CLEAN-UP OF BANK NPAs: Broadly speaking we are comfortable with the recognition process that banks have certainly taken. Some banks have taken more steps than we required them to take. So, the culture of cleaning up (of balance sheet) seems to be well embedded as well as a culture of recovery on some of the loans. I want to put something like March 2017 on the table as when we hope that a full clean-up will be done.
FCNR REDEMPTIONS: Earlier, some bankers said it was lack of liquidity that was holding the rates high. Now, I hear from some that it is the fear of FCNR redemptions that is making them reluctant to cut rates. I have a suspicion that some new concern will crop up once FCNR redemptions are behind us. The RBI will continue with both domestic liquidity operations and foreign exchange interventions that should also enable management of the FCNR(B) redemptions without market disruptions.
INFLATION: The recent sharper-than-anticipated increase in food prices has pushed up the projected trajectory of inflation over the rest of the year.

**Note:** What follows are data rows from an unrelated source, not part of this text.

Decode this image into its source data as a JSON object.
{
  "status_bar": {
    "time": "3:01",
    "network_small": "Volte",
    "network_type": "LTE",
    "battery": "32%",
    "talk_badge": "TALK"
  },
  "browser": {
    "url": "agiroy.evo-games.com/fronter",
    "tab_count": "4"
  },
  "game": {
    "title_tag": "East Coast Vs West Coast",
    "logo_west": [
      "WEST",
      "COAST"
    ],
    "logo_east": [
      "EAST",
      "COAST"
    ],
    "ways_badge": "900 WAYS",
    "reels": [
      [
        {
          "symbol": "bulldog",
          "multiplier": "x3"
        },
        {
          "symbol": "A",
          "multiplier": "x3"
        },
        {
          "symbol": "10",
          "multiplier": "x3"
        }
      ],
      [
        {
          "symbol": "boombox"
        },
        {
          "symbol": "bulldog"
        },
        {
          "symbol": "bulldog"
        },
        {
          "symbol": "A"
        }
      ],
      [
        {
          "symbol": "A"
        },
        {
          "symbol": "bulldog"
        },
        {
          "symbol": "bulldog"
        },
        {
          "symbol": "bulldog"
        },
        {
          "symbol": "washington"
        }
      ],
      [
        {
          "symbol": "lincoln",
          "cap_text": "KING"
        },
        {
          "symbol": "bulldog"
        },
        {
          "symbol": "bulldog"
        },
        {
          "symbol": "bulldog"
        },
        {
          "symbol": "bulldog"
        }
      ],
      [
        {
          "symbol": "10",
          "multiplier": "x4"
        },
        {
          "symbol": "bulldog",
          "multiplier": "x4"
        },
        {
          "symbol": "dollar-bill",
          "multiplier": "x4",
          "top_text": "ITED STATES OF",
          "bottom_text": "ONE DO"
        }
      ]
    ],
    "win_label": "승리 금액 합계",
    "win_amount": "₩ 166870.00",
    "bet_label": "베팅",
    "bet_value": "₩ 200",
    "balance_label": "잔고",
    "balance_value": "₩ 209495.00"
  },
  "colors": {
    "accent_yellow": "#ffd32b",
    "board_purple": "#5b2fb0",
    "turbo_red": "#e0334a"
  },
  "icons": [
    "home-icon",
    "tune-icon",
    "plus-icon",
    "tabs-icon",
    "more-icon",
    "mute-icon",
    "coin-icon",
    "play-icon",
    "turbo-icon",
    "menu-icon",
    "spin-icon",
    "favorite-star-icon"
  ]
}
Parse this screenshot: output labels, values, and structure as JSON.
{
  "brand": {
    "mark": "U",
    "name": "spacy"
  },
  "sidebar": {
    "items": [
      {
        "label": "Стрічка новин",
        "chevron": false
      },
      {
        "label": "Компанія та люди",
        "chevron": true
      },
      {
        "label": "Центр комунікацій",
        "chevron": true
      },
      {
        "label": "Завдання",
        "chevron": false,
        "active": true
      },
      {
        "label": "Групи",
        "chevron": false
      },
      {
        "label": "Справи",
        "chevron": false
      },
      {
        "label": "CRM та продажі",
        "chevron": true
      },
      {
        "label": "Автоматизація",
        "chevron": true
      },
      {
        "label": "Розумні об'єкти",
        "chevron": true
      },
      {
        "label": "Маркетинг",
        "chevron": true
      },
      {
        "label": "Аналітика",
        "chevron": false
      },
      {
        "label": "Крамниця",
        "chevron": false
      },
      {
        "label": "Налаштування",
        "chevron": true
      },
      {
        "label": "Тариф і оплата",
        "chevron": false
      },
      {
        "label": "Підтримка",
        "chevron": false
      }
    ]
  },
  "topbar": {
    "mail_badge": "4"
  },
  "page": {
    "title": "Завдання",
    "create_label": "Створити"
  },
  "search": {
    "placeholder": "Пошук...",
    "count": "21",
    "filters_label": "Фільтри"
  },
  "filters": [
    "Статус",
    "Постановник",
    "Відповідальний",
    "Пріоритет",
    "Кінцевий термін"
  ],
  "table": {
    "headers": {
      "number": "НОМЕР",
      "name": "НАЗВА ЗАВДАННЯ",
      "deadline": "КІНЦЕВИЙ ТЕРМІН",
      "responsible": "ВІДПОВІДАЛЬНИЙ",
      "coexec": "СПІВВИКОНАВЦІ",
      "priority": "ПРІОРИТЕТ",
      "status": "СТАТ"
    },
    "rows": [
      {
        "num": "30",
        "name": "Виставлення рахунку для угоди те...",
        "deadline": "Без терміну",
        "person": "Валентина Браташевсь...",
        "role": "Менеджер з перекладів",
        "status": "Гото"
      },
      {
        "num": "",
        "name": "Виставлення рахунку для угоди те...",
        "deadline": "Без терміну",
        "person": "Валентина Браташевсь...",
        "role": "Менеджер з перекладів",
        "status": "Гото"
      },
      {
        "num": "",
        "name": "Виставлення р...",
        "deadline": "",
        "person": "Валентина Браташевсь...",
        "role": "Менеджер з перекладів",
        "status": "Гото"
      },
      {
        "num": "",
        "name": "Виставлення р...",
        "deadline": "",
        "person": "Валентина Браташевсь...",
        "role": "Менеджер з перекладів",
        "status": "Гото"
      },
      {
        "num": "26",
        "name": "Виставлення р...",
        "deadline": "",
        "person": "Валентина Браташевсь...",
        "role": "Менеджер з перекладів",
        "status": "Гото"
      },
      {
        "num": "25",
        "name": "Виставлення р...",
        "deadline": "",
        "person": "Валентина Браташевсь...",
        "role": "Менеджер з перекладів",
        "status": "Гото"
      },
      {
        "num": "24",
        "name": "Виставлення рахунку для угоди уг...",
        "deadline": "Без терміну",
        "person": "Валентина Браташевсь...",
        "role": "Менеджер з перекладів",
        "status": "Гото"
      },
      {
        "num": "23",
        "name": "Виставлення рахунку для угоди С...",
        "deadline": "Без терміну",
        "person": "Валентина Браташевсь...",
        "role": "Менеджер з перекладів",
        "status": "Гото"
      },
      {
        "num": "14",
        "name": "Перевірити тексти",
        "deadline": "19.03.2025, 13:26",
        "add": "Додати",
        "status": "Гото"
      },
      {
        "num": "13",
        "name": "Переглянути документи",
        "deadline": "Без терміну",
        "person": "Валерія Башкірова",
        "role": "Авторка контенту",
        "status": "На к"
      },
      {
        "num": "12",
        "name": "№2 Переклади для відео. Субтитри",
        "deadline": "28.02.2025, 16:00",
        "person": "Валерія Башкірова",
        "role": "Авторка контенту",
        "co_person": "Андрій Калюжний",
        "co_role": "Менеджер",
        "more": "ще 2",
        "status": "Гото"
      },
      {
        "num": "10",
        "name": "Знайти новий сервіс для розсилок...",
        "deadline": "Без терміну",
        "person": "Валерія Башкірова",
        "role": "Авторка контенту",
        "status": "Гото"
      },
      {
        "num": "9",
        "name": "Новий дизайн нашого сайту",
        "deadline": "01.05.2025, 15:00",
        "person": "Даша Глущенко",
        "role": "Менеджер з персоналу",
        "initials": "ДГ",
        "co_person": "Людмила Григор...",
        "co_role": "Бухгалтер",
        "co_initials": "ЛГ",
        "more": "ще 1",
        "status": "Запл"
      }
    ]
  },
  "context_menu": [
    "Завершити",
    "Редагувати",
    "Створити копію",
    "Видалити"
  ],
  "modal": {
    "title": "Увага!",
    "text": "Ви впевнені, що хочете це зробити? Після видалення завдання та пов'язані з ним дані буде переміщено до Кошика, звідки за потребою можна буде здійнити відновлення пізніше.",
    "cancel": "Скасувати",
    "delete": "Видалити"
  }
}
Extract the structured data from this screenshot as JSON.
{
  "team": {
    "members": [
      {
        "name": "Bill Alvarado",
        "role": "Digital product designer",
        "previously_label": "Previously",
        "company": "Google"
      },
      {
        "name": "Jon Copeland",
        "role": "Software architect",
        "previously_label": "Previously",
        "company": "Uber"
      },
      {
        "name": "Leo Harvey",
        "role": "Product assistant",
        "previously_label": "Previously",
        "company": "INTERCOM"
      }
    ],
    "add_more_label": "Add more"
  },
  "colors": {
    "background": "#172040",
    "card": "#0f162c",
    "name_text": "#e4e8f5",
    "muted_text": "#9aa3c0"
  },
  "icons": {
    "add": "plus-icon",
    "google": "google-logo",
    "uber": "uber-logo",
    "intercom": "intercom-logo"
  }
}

Moreover, prices of pulses and cereals are rising and services inflation remains somewhat sticky. There are early indications that prices of vegetables are edging down. Going forward, the strong improvement in sowing on the back of the monsoon’s steady progress, along with supply management measures, augers well for the food inflation outlook.
LIQUIDITY: Easy liquidity conditions are already prompting banks to modestly transmit past policy rate cuts through their MCLRs and pro-active liquidity management should facilitate more pass-through. The refinements to the liquidity management framework effected in April 2016 were intended to smooth the supply of durable liquidity over the year using asset purchases and sales as needed, and progressively lower the average ex ante liquidity deficit in the system to a position closer to neutrality. The RBI intends to continue with this strategy, with the intention of closing the underlying liquidity deficit over time.
POLICY PANEL: My hope is the next monetary policy statement will be by the proposed Monetary Policy Committee (MPC). The committee to select outside members of the MPC has commenced the process. On the RBI’s side, the Board has selected Michael Patra to be the RBI Board nominee on the MPC. The other two members from the RBI will, of course, be the Governor and the Deputy Governor in charge of monetary policy.
GROWTH: Looking ahead, the momentum of growth is expected to be quickened by the normal monsoon raising agricultural growth and rural demand, as well as by the stimulus to consumption spending that can be expected from the disbursement of pay, pension and arrears following the implementation of the 7th Pay Commission award.